Programs

Through a variety of programs and projects, WTSC delivers traffic related services to law enforcement agencies throughout the state. Agencies participating with WTSC include local, county, tribal, state and federal (to include military) law enforcement jurisdictions. Priorities include traffic law enforcement training, impaired driver detection and apprehension, speed enforcement, safety restraint use and aggressive driving prevention. Specific programs are targeted at needs identified through data and research, legislative action, surveys of law enforcement executives and emerging innovative projects.

Training: Contracted through the WA Criminal Justice Training Commission and includes speed enforcement/radar & laser, several levels of collision investigation, DUI detection and apprehension and grant acquisition. Training is provided at both CJTC campus and through regional training. A complete course listing may be found at: http://wa.gov/cjtc . Other training is made available for specialized needs at various locations. Specialized training is advertised statewide. Contact WTSC at 360-753-6197 for special needs.

WTSC has produced a number of short "Roll-Call" videos for law enforcement agencies on a variety of traffic related topics such as DUI laws, Road Rage, Drugs and Driving, Railroad Crossing Safety, Youth DUI Enforcement, Bicycle & Pedestrian Safety Enforcement and others. See the main page of this web site for ordering information. There is no cost to law enforcement agencies.

DUI Prevention: In addition to DUI related training, Funding is made available to law enforcement agencies throughout the state for DUI Emphasis Patrols at times and locations identified as "high risk." Currently, 110 agencies participate in this on-going program. Funding applications are available in September.

DUI prevention among youth is addressed through a multi-agency project entitled "Reducing Underage Drinking." This is a community based project with a network of 13 communities working together to prevent underage drinking. Funding is provided for education, targeted enforcement, retail sales enforcement and training of law enforcement, community leaders and retail sales personnel.

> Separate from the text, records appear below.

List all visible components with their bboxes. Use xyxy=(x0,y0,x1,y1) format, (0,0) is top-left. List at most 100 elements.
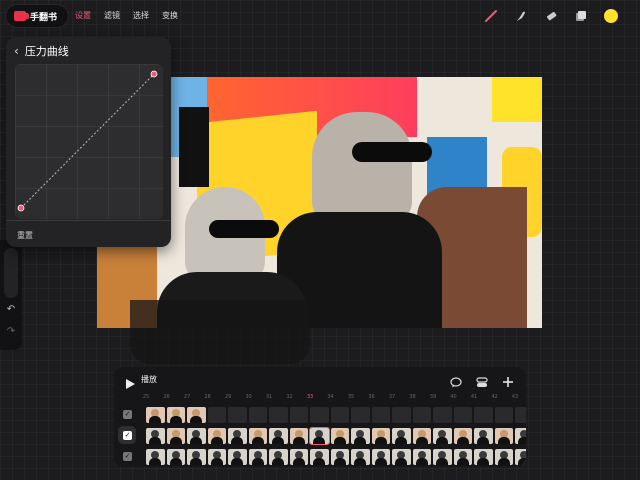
frame-cell[interactable] xyxy=(474,407,493,423)
frame-number[interactable]: 27 xyxy=(177,394,197,400)
frame-cell[interactable] xyxy=(371,428,390,444)
frame-cell[interactable] xyxy=(412,449,431,465)
curve-editor[interactable] xyxy=(15,64,163,219)
frame-number[interactable]: 39 xyxy=(423,394,443,400)
frame-cell[interactable] xyxy=(515,428,526,444)
frame-cell[interactable] xyxy=(166,407,185,423)
frame-cell[interactable] xyxy=(187,428,206,444)
frame-cell[interactable] xyxy=(207,449,226,465)
frame-cell[interactable] xyxy=(228,407,247,423)
menu-select[interactable]: 选择 xyxy=(133,10,149,21)
track-2-checkbox[interactable]: ✓ xyxy=(123,431,132,440)
frame-cell[interactable] xyxy=(248,428,267,444)
frame-number[interactable]: 34 xyxy=(321,394,341,400)
frame-cell[interactable] xyxy=(494,407,513,423)
frame-cell[interactable] xyxy=(371,449,390,465)
frame-cell[interactable] xyxy=(309,427,330,445)
layers-icon[interactable] xyxy=(572,7,590,25)
frame-number[interactable]: 31 xyxy=(259,394,279,400)
frame-cell[interactable] xyxy=(515,449,526,465)
frame-cell[interactable] xyxy=(310,407,329,423)
frame-cell[interactable] xyxy=(515,407,526,423)
frame-cell[interactable] xyxy=(187,407,206,423)
frame-cell[interactable] xyxy=(351,449,370,465)
frame-cell[interactable] xyxy=(494,428,513,444)
frame-number[interactable]: 42 xyxy=(485,394,505,400)
frame-cell[interactable] xyxy=(351,428,370,444)
app-menu-button[interactable]: 手翻书 xyxy=(6,5,68,27)
track-3-checkbox[interactable]: ✓ xyxy=(123,452,132,461)
frame-cell[interactable] xyxy=(207,428,226,444)
add-frame-icon[interactable] xyxy=(502,373,514,392)
menu-filters[interactable]: 滤镜 xyxy=(104,10,120,21)
play-button-label[interactable]: 播放 xyxy=(141,374,157,385)
frame-number[interactable]: 43 xyxy=(505,394,525,400)
frame-number[interactable]: 25 xyxy=(136,394,156,400)
frame-cell[interactable] xyxy=(269,428,288,444)
frame-number[interactable]: 37 xyxy=(382,394,402,400)
frame-cell[interactable] xyxy=(310,449,329,465)
frame-cell[interactable] xyxy=(494,449,513,465)
frame-cell[interactable] xyxy=(330,428,349,444)
comment-icon[interactable] xyxy=(450,373,462,392)
track-1-checkbox[interactable]: ✓ xyxy=(123,410,132,419)
redo-icon[interactable]: ↷ xyxy=(4,326,18,340)
layers-stack-icon[interactable] xyxy=(476,373,488,392)
frame-number[interactable]: 26 xyxy=(157,394,177,400)
frame-cell[interactable] xyxy=(269,407,288,423)
menu-transform[interactable]: 变换 xyxy=(162,10,178,21)
frame-cell[interactable] xyxy=(228,449,247,465)
frame-cell[interactable] xyxy=(289,428,308,444)
frame-cell[interactable] xyxy=(228,428,247,444)
menu-settings[interactable]: 设置 xyxy=(75,10,91,21)
frame-number[interactable]: 33 xyxy=(300,394,320,400)
frame-number[interactable]: 38 xyxy=(403,394,423,400)
frame-cell[interactable] xyxy=(453,428,472,444)
frame-cell[interactable] xyxy=(433,428,452,444)
frame-ruler[interactable]: 25 26 27 28 29 30 31 32 33 34 35 36 37 38 39 40 41 42 43 xyxy=(114,394,526,404)
frame-cell[interactable] xyxy=(412,407,431,423)
smudge-icon[interactable] xyxy=(512,7,530,25)
frame-number[interactable]: 36 xyxy=(362,394,382,400)
reset-button[interactable]: 重置 xyxy=(17,230,33,241)
brush-icon[interactable] xyxy=(482,7,500,25)
frame-cell[interactable] xyxy=(289,407,308,423)
undo-icon[interactable]: ↶ xyxy=(4,304,18,318)
frame-cell[interactable] xyxy=(146,407,165,423)
frame-number[interactable]: 32 xyxy=(280,394,300,400)
frame-number[interactable]: 28 xyxy=(198,394,218,400)
frame-cell[interactable] xyxy=(453,449,472,465)
frame-number[interactable]: 40 xyxy=(444,394,464,400)
frame-cell[interactable] xyxy=(453,407,472,423)
frame-cell[interactable] xyxy=(392,428,411,444)
frame-cell[interactable] xyxy=(166,428,185,444)
frame-number[interactable]: 41 xyxy=(464,394,484,400)
back-chevron-icon[interactable]: ‹ xyxy=(14,44,19,58)
frame-number[interactable]: 35 xyxy=(341,394,361,400)
frame-number[interactable]: 29 xyxy=(218,394,238,400)
frame-cell[interactable] xyxy=(330,407,349,423)
color-picker-button[interactable] xyxy=(602,7,620,25)
frame-cell[interactable] xyxy=(433,407,452,423)
frame-cell[interactable] xyxy=(474,428,493,444)
frame-cell[interactable] xyxy=(248,449,267,465)
frame-number[interactable]: 30 xyxy=(239,394,259,400)
frame-cell[interactable] xyxy=(330,449,349,465)
frame-cell[interactable] xyxy=(412,428,431,444)
frame-cell[interactable] xyxy=(187,449,206,465)
frame-cell[interactable] xyxy=(392,407,411,423)
eraser-icon[interactable] xyxy=(542,7,560,25)
frame-cell[interactable] xyxy=(207,407,226,423)
frame-cell[interactable] xyxy=(146,449,165,465)
frame-cell[interactable] xyxy=(433,449,452,465)
play-icon[interactable] xyxy=(125,374,135,393)
frame-cell[interactable] xyxy=(351,407,370,423)
brush-size-slider[interactable] xyxy=(4,248,18,298)
frame-cell[interactable] xyxy=(371,407,390,423)
frame-cell[interactable] xyxy=(289,449,308,465)
frame-cell[interactable] xyxy=(146,428,165,444)
frame-cell[interactable] xyxy=(248,407,267,423)
frame-cell[interactable] xyxy=(474,449,493,465)
frame-cell[interactable] xyxy=(269,449,288,465)
frame-cell[interactable] xyxy=(392,449,411,465)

A recent project initiated by the Seattle Police Dept. is testing the feasibility of using computer databases to track DUI offenders who fail to appear for court action. Offenders who fail to appear, will be tracked and arrest warrants served.

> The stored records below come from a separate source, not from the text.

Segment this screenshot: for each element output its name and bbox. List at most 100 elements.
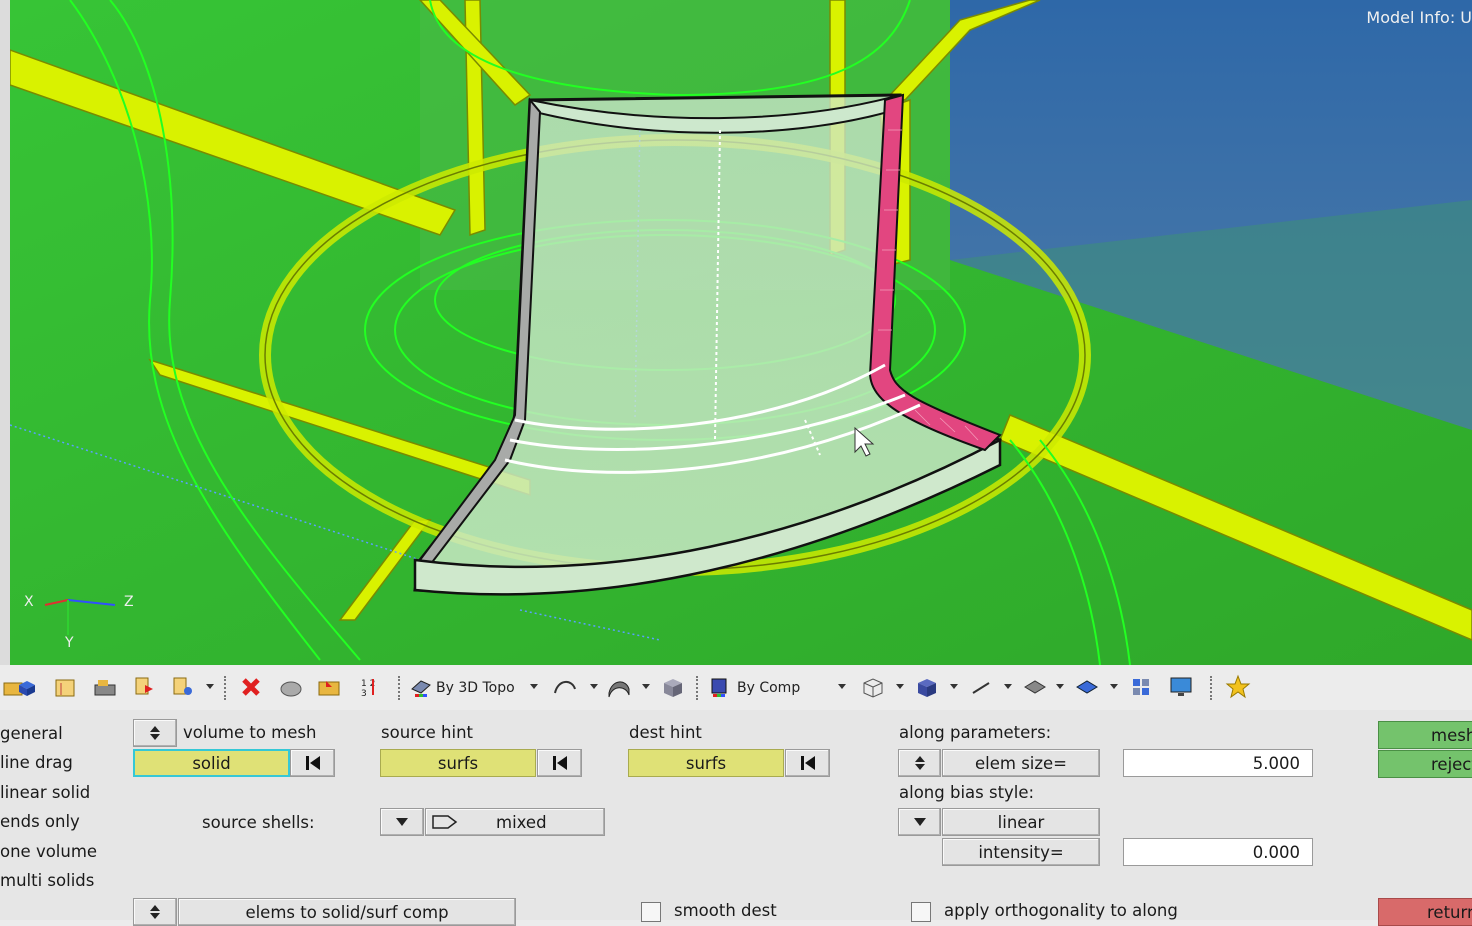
chevron-down-icon xyxy=(913,818,926,826)
toolbar-separator xyxy=(224,676,226,700)
plane-icon[interactable] xyxy=(1022,674,1048,700)
intensity-input[interactable]: 0.000 xyxy=(1123,838,1313,866)
elem-size-value: 5.000 xyxy=(1252,753,1300,773)
surface-icon[interactable] xyxy=(606,674,632,700)
sidebar-item-line-drag[interactable]: line drag xyxy=(0,748,73,777)
shaded-cube-icon[interactable] xyxy=(914,674,940,700)
elem-size-input[interactable]: 5.000 xyxy=(1123,749,1313,777)
elem-size-button[interactable]: elem size= xyxy=(942,749,1100,777)
surface-dropdown[interactable] xyxy=(642,682,650,690)
mesh-button[interactable]: mesh xyxy=(1378,721,1472,749)
toolbar-separator xyxy=(1210,676,1212,700)
shaded-dropdown[interactable] xyxy=(950,682,958,690)
model-scene xyxy=(10,0,1472,665)
sidebar-item-one-volume[interactable]: one volume xyxy=(0,837,97,866)
solid-selector[interactable]: solid xyxy=(133,749,290,777)
elems-to-comp-toggle[interactable] xyxy=(133,898,177,926)
dest-hint-label: dest hint xyxy=(629,723,702,742)
source-hint-selector[interactable]: surfs xyxy=(380,749,536,777)
volume-to-mesh-label: volume to mesh xyxy=(183,723,317,742)
smooth-dest-checkbox[interactable] xyxy=(641,902,661,922)
source-hint-selector-label: surfs xyxy=(437,753,479,773)
bias-style-select[interactable]: linear xyxy=(942,808,1100,836)
smooth-dest-label: smooth dest xyxy=(674,901,777,920)
apply-orthogonality-label: apply orthogonality to along xyxy=(944,901,1178,920)
reject-button-label: reject xyxy=(1431,754,1472,774)
topo-mode-dropdown[interactable] xyxy=(530,682,538,690)
sidebar-item-general[interactable]: general xyxy=(0,719,63,748)
delete-icon[interactable] xyxy=(238,674,264,700)
grid-folder-icon[interactable] xyxy=(52,674,78,700)
axis-x-label: X xyxy=(24,594,34,610)
intensity-button[interactable]: intensity= xyxy=(942,838,1100,866)
bias-style-value: linear xyxy=(997,812,1045,832)
along-bias-style-label: along bias style: xyxy=(899,783,1035,802)
source-hint-reset-button[interactable] xyxy=(537,749,582,777)
curve-icon[interactable] xyxy=(552,674,578,700)
return-button[interactable]: return xyxy=(1378,898,1472,926)
hierarchy-dropdown[interactable] xyxy=(206,682,214,690)
mesh-panel: general line drag linear solid ends only… xyxy=(0,710,1472,926)
solid-reset-button[interactable] xyxy=(290,749,335,777)
plane-dropdown[interactable] xyxy=(1056,682,1064,690)
star-icon[interactable] xyxy=(1225,674,1251,700)
intensity-button-label: intensity= xyxy=(978,842,1064,862)
apply-orthogonality-checkbox[interactable] xyxy=(911,902,931,922)
sidebar-item-ends-only[interactable]: ends only xyxy=(0,807,80,836)
dest-hint-reset-button[interactable] xyxy=(785,749,830,777)
color-mode-value: By Comp xyxy=(737,680,801,696)
updown-arrows-icon xyxy=(150,726,160,740)
axis-y-label: Y xyxy=(65,635,74,651)
elems-to-comp-value: elems to solid/surf comp xyxy=(245,902,449,922)
elems-to-comp-select[interactable]: elems to solid/surf comp xyxy=(178,898,516,926)
solid-cube-icon[interactable] xyxy=(660,674,686,700)
line-icon[interactable] xyxy=(968,674,994,700)
folder-arrow-icon[interactable] xyxy=(316,674,342,700)
line-dropdown[interactable] xyxy=(1004,682,1012,690)
updown-arrows-icon xyxy=(914,756,925,770)
wireframe-dropdown[interactable] xyxy=(896,682,904,690)
collectors-icon[interactable] xyxy=(278,674,304,700)
color-mode-select[interactable]: By Comp xyxy=(737,674,800,702)
monitor-icon[interactable] xyxy=(1168,674,1194,700)
chevron-down-icon xyxy=(396,818,408,826)
shell-shape-icon xyxy=(432,815,458,829)
toolbar-separator xyxy=(398,676,400,700)
return-button-label: return xyxy=(1427,902,1472,922)
red-flag-icon[interactable] xyxy=(132,674,158,700)
svg-text:3: 3 xyxy=(361,689,367,699)
solid-selector-label: solid xyxy=(192,753,231,773)
graphics-viewport[interactable]: Model Info: U X Y Z xyxy=(10,0,1472,665)
source-shells-dropdown[interactable] xyxy=(380,808,424,836)
sidebar-item-multi-solids[interactable]: multi solids xyxy=(0,866,94,895)
tool-box-icon[interactable] xyxy=(92,674,118,700)
along-parameters-label: along parameters: xyxy=(899,723,1052,742)
intensity-value: 0.000 xyxy=(1252,842,1300,862)
dest-hint-selector[interactable]: surfs xyxy=(628,749,784,777)
along-param-toggle[interactable] xyxy=(898,749,941,777)
numbering-icon[interactable]: 1 23 xyxy=(356,674,382,700)
source-shells-select[interactable]: mixed xyxy=(425,808,605,836)
topology-icon[interactable] xyxy=(408,674,434,700)
hierarchy-icon[interactable] xyxy=(170,674,196,700)
topo-mode-value: By 3D Topo xyxy=(436,680,515,696)
updown-arrows-icon xyxy=(150,905,160,919)
rewind-icon xyxy=(552,756,567,770)
sidebar-item-linear-solid[interactable]: linear solid xyxy=(0,778,90,807)
dest-hint-selector-label: surfs xyxy=(685,753,727,773)
curve-dropdown[interactable] xyxy=(590,682,598,690)
color-mode-dropdown[interactable] xyxy=(838,682,846,690)
topo-mode-select[interactable]: By 3D Topo xyxy=(436,674,515,702)
wireframe-cube-icon[interactable] xyxy=(860,674,886,700)
card-icon[interactable] xyxy=(1128,674,1154,700)
reject-button[interactable]: reject xyxy=(1378,750,1472,778)
blue-box-icon[interactable] xyxy=(14,674,40,700)
source-shells-label: source shells: xyxy=(202,813,315,832)
volume-to-mesh-toggle[interactable] xyxy=(133,719,177,747)
blue-plane-dropdown[interactable] xyxy=(1110,682,1118,690)
left-edge-strip xyxy=(0,0,10,665)
bias-style-dropdown[interactable] xyxy=(898,808,941,836)
blue-plane-icon[interactable] xyxy=(1074,674,1100,700)
comp-color-icon[interactable] xyxy=(706,674,732,700)
model-info-label: Model Info: U xyxy=(1366,8,1472,27)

Safety Restraint Use: Law enforcement agencies are encouraged to promote the use of seat belt, child car seats and booster seats. See the WTSC seat belt section for further details.

School Zone Speed Enforcement: In 1996, the Washington State Legislature, concerned about the safety of school children, doubled the monetary penalty for speeding in school zones. Legislation provided for half of the fine amount to go to the WTSC to improve safety in school zones. Based on that additional funding, WTSC provided grant funding to law enforcement agencies to increase enforcement both through personnel and necessary equipment. Since the law's inception, the number of infractions (citations) has increased 10 times from pre-legislation levels. This continues to be an on-going WTSC project. It doesn't pay to speed in school zones!

Aggressive Driving/Road Rage: Frequently the terms "Aggressive Driving" and "Road Rage" are used interchangeably. Aggressive driving is "Driving in a manner likely to cause injury or property damage" and is frequently cited under the state's negligent or reckless driving statutes. Road Rage is "A criminal act instigated by a real or perceived traffic incident." Simply, one is bad driving; the other is a criminal act.

WTSC has provided funding for the Washington State Patrol Aggressive Driver Apprehension Team (ADAT). The ADAT team is equipped with completely unmarked enforcement vehicles in every section of the state for the purpose of detecting and apprehending aggressive drivers. Additional efforts include several statewide studies of the "aggressive driver" issue, educational material, speakers and videos to every high school in the state and an on-going research and intervention project targeted specifically at aggressive drivers.

Automated (Photo) Enforcement: In 2001, the Washington State Legislature directed WTSC to conduct a pilot study of automated enforcement in 5 locations throughout the state. Legislation provided for photo enforcement at red lights and for use in speed enforcement at schools, construction zones and railroad grade crossings. This project is on going with a report to the legislature available in January 2003.

CITIZEN INVOLVEMENT

While public involvement is limited in law enforcement activities, opportunities exist at the city and county level for participation in "citizen speed watch" programs and other community policing activity. Contact your local law enforcement agencies.

Law enforcement agencies have benefited greatly from citizen involvement in reporting traffic hazards, reckless and dangerous drivers using cell phone. Call 911 if you see hazards or dangerous drivers. Most 911 cell phone calls are routed to the Washington State Patrol dispatch centers who will, in turn, forward your call to the appropriate responding agency.